Prosser’s report acknowledges ORR already knew NR was struggling to produce timely timetables because it began investigating in February 2018 NR’s failure to adhere to ‘informed traveller’ deadlines that make timetables available 12 weeks before travel. There may have been a missed opportunity to have identified the problems unfolding in relation to the May 2018 timetable changes, his report says.
In compiling the main ORR report, Glaister’s team interviewed key players from DfT, NR, train operators and other organisations such as Transport Focus and the chairmen of the independent review board and assurance panel created specifically to help Thameslink deliver its new services.
Thameslink was to have delivered a 20 trains per hour (tph) timetable from May and a 24tph service from December. However, the DfT invited it in 2015 to consider a more gradually phased timetable that would bring 18tph in May, 20tph in December and then 22tph and 24tph from the same months in 2019. Thameslink operator GTR and NR planned for the 20tph May 2018 timetable because that was
GTR’s contractual commitment until formal authorisation came from DfT at the end of October to cut it to 18tph. As the 20tph version had been formed by cutting 4tph from the full timetable, planners thought it would be simple to cut a further 2tph. When this proved difficult (because it left some long gaps between services at some stations), NR and GTR started planning from scratch, but this started too late to comply with industry deadlines and left GTR too little time to develop and implement crew rosters.
Glaister’s report says: “In hindsight, had the final decision by DfT to phase the introduction of services from 18tph been aligned with the schedule for developing the timetable in August 2017, the unpredicted consequences for the Thameslink timetable may have been avoided and the consequential risks of a timetabling failure on the scale experienced would have been greatly reduced.”
In North West England, NR was late electrifying the ManchesterBolton-Preston route that Northern was relying on for its May 2018 timetable. A board, the North of England Programme Board, oversaw this work but, according to Glaister’s report: “It was not specifically remitted to focus on the management of consequential systemic risks to the timetabling process or introduction of services by train operators, although its members including Network Rail’s System Operator (the SO) were aware of these issues. The risks were noted to the Board in October 2017 by the SO, but no sufficient actions were taken by the SO to mitigate these risks.”
NR tried to catch up after a line closure last Christmas but, in failing, it left no realistic options to complete the work in time for May. The programme board rejected a further closure fearing the disruption it would cause.
The failure forced Northern to submit in January revised bids for its May 2018 timetable. In February it asked NR to roll forward its current timetable but NR decided this couldn’t be done because it had made contracted offers to other operators on the basis of the new timetable. The report says: “The Inquiry has found that the SO was the body best placed to address the risks associated with the delivery of [Bolton electrification] upon its timetable process in autumn 2017, but has seen limited evidence that it considered or pro-actively advocated alternative options. This significantly increased the risk that it would not be able to meet the industry schedule for producing a timetable in time for May 2018.”

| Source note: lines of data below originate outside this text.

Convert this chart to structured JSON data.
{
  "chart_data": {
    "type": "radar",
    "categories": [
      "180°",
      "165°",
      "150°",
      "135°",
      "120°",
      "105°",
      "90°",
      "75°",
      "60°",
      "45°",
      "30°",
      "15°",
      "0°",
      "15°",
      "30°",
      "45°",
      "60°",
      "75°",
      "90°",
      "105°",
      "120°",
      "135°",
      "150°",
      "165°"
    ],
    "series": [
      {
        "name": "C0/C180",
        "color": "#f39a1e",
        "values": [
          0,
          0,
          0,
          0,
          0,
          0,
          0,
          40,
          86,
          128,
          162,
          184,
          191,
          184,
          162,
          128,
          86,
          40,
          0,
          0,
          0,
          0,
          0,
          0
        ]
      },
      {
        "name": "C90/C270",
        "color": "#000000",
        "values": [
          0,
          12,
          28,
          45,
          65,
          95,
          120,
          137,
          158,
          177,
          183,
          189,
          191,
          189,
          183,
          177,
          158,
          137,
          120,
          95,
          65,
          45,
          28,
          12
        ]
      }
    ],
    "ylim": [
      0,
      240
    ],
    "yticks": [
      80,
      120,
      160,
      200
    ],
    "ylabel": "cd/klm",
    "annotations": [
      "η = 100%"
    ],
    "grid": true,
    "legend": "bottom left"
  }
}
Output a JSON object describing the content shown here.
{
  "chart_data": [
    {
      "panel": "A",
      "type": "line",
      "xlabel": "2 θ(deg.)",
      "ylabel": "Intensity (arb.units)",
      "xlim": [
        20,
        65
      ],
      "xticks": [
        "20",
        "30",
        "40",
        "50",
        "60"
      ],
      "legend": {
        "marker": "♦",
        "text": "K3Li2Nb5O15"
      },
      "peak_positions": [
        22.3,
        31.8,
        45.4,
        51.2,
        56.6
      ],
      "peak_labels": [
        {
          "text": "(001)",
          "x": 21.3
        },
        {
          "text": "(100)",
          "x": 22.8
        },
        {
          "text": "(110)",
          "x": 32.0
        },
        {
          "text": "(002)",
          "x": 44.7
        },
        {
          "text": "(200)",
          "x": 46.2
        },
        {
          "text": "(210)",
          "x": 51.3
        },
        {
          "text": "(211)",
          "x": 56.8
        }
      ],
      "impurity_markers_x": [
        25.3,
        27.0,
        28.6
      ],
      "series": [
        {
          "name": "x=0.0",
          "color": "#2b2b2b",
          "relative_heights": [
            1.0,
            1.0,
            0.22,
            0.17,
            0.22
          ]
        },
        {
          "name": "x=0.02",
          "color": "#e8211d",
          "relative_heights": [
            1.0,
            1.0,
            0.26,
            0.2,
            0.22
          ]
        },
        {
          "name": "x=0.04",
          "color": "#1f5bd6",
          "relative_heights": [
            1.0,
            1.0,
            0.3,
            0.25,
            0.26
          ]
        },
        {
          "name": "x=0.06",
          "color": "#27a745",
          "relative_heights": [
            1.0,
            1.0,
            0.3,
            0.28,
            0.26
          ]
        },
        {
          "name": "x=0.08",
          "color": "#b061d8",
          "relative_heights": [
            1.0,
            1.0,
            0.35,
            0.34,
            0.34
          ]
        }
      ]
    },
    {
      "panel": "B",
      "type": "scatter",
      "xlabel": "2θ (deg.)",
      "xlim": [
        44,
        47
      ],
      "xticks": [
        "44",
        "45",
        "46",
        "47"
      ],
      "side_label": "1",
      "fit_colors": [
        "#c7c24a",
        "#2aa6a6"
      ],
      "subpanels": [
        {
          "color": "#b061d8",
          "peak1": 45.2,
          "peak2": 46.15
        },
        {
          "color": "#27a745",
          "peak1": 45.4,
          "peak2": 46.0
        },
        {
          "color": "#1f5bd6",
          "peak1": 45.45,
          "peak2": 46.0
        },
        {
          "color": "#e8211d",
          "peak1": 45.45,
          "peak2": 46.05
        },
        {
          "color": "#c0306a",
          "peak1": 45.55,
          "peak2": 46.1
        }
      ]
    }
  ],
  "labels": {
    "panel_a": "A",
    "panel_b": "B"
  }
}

It adds: “Northern failed to adequately understand or communicate the risks arising from failing to have a sufficient number of trained drivers to operate the 20 May 2018 timetable. As a result, passengers faced severe disruption and were not provided with information that would have allowed them to manage the impact.”
Glaister is now compiling a second report that will examine what changes need to be made to oversee and manage systemic risks from interdependent rail programmes.